Oba zespoły przystępowały do tego spotkania z zupełnie innym nastawianiem. Głogowianie jechali do Kwidzyna po być albo nie być w rundzie w play-off. Chrobremu do zapewniania sobie miejsca w czołowej ósemce potrzeby był jeden punkt. W przypadku porażki podopieczni Tadeusza Jednoroga musieliby liczyć na potknięcie Zagłębia Lubin w meczu przeciwko Azotom Puławy.
Gospodarze natomiast grali jedynie o prestiż, bowiem bez względu na wynik meczu mógli być pewnie trzeciej pozycji na zakończenie sezonu zasadniczego. Przed spotkaniem pojawiały się już spekulacje, czy aby drużyna MMTS-u Kwidzyn nie zagra bez walki, oddając przeciwnikom mecz.
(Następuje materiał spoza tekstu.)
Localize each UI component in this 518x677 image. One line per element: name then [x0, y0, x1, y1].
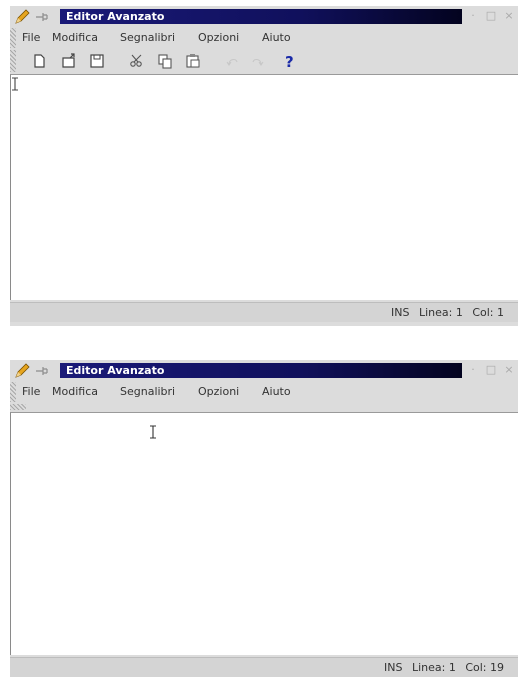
- status-text: INS Linea: 1 Col: 1: [385, 306, 504, 319]
- save-icon[interactable]: [88, 52, 106, 70]
- maximize-icon[interactable]: □: [484, 9, 498, 23]
- close-icon[interactable]: ×: [502, 9, 516, 23]
- text-cursor-icon: [12, 77, 18, 91]
- text-editor-area[interactable]: [10, 74, 518, 300]
- pencil-icon[interactable]: [14, 363, 30, 379]
- pin-icon[interactable]: [34, 9, 50, 25]
- window-title: Editor Avanzato: [66, 364, 165, 377]
- title-bar[interactable]: Editor Avanzato · □ ×: [10, 6, 518, 26]
- menu-bar: File Modifica Segnalibri Opzioni Aiuto: [10, 28, 518, 48]
- menu-handle[interactable]: [10, 382, 16, 402]
- menu-handle[interactable]: [10, 28, 16, 48]
- pencil-icon[interactable]: [14, 9, 30, 25]
- paste-icon[interactable]: [184, 52, 202, 70]
- status-text: INS Linea: 1 Col: 19: [378, 661, 504, 674]
- editor-window-2: Editor Avanzato · □ × File Modifica Segn…: [10, 360, 518, 677]
- menu-segnalibri[interactable]: Segnalibri: [120, 385, 175, 398]
- maximize-icon[interactable]: □: [484, 363, 498, 377]
- menu-segnalibri[interactable]: Segnalibri: [120, 31, 175, 44]
- status-line: Linea: 1: [418, 306, 463, 319]
- status-col: Col: 19: [465, 661, 504, 674]
- minimize-icon[interactable]: ·: [466, 363, 480, 377]
- minimize-icon[interactable]: ·: [466, 9, 480, 23]
- status-bar: INS Linea: 1 Col: 1: [10, 302, 518, 322]
- menu-opzioni[interactable]: Opzioni: [198, 31, 239, 44]
- status-col: Col: 1: [472, 306, 504, 319]
- menu-modifica[interactable]: Modifica: [52, 385, 98, 398]
- menu-opzioni[interactable]: Opzioni: [198, 385, 239, 398]
- status-bar: INS Linea: 1 Col: 19: [10, 657, 518, 677]
- redo-icon[interactable]: [248, 52, 266, 70]
- menu-file[interactable]: File: [22, 385, 40, 398]
- status-mode: INS: [383, 661, 403, 674]
- title-bar[interactable]: Editor Avanzato · □ ×: [10, 360, 518, 380]
- toolbar-handle[interactable]: [10, 50, 16, 72]
- menu-bar: File Modifica Segnalibri Opzioni Aiuto: [10, 382, 518, 402]
- window-buttons: · □ ×: [464, 9, 518, 24]
- menu-modifica[interactable]: Modifica: [52, 31, 98, 44]
- title-icons: [12, 8, 60, 24]
- toolbar-collapsed-handle[interactable]: [10, 404, 26, 410]
- svg-text:?: ?: [285, 53, 294, 70]
- copy-icon[interactable]: [156, 52, 174, 70]
- open-file-icon[interactable]: [60, 52, 78, 70]
- pin-icon[interactable]: [34, 363, 50, 379]
- window-title: Editor Avanzato: [66, 10, 165, 23]
- status-mode: INS: [390, 306, 410, 319]
- mouse-ibeam-icon: [150, 425, 156, 439]
- menu-aiuto[interactable]: Aiuto: [262, 31, 291, 44]
- menu-file[interactable]: File: [22, 31, 40, 44]
- text-editor-area[interactable]: [10, 412, 518, 655]
- title-gradient: Editor Avanzato: [60, 363, 462, 378]
- close-icon[interactable]: ×: [502, 363, 516, 377]
- title-gradient: Editor Avanzato: [60, 9, 462, 24]
- cut-icon[interactable]: [128, 52, 146, 70]
- title-icons: [12, 362, 60, 378]
- status-line: Linea: 1: [411, 661, 456, 674]
- new-file-icon[interactable]: [30, 52, 48, 70]
- window-buttons: · □ ×: [464, 363, 518, 378]
- editor-window-1: Editor Avanzato · □ × File Modifica Segn…: [10, 6, 518, 326]
- toolbar: ?: [10, 50, 518, 72]
- undo-icon[interactable]: [224, 52, 242, 70]
- help-icon[interactable]: ?: [280, 52, 298, 70]
- menu-aiuto[interactable]: Aiuto: [262, 385, 291, 398]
Pierwsza połowa w ogóle nie wskazywała na to, iż sytuacja na parkiecie mogłaby przybrać takowy obrót. Kwidzynianie zdecydowanie dominowali, po 30 minutach prowadząc różnicą 6 trafień. Jednak po przerwie na parkiet wyszła inna drużyna aktualnych wicemistrzów Polski. Podopieczni Zbigniewa Markuszewskiego, który po kłopotach zdrowotnych wrócił na ławkę trenerską, zagrali zupełnie bez walki i ambicji, przegrywając drugą odsłonę stosunkiem 9:18. - Jedyne co mogę zrobić, to przeprosić za postawę moich podopiecznych, bo naprawdę chcieliśmy wygrać. Na pewno teraz czeka nas męska rozmowa, bo drużynie dla której celem jest medal takie mecze po prostu nie mogą się przytrafiać - mówi szkoleniowiec kwidzyńskiej "siódemki".
Szczypiorniści Chrobrego wywieźli z Kwidzyna komplet punktów, co wcześniej udało się tylko zespołom Vive Targi Kielce oraz Orlen Wisły Płock. Głogowianie potrzymali świetną passę, odnosząc czwarte zwycięstwo z rzędu. Zespół z Dolnego Śląska dzięki wygranej zapewnił sobie miejsce w czołowej ósemce ligi.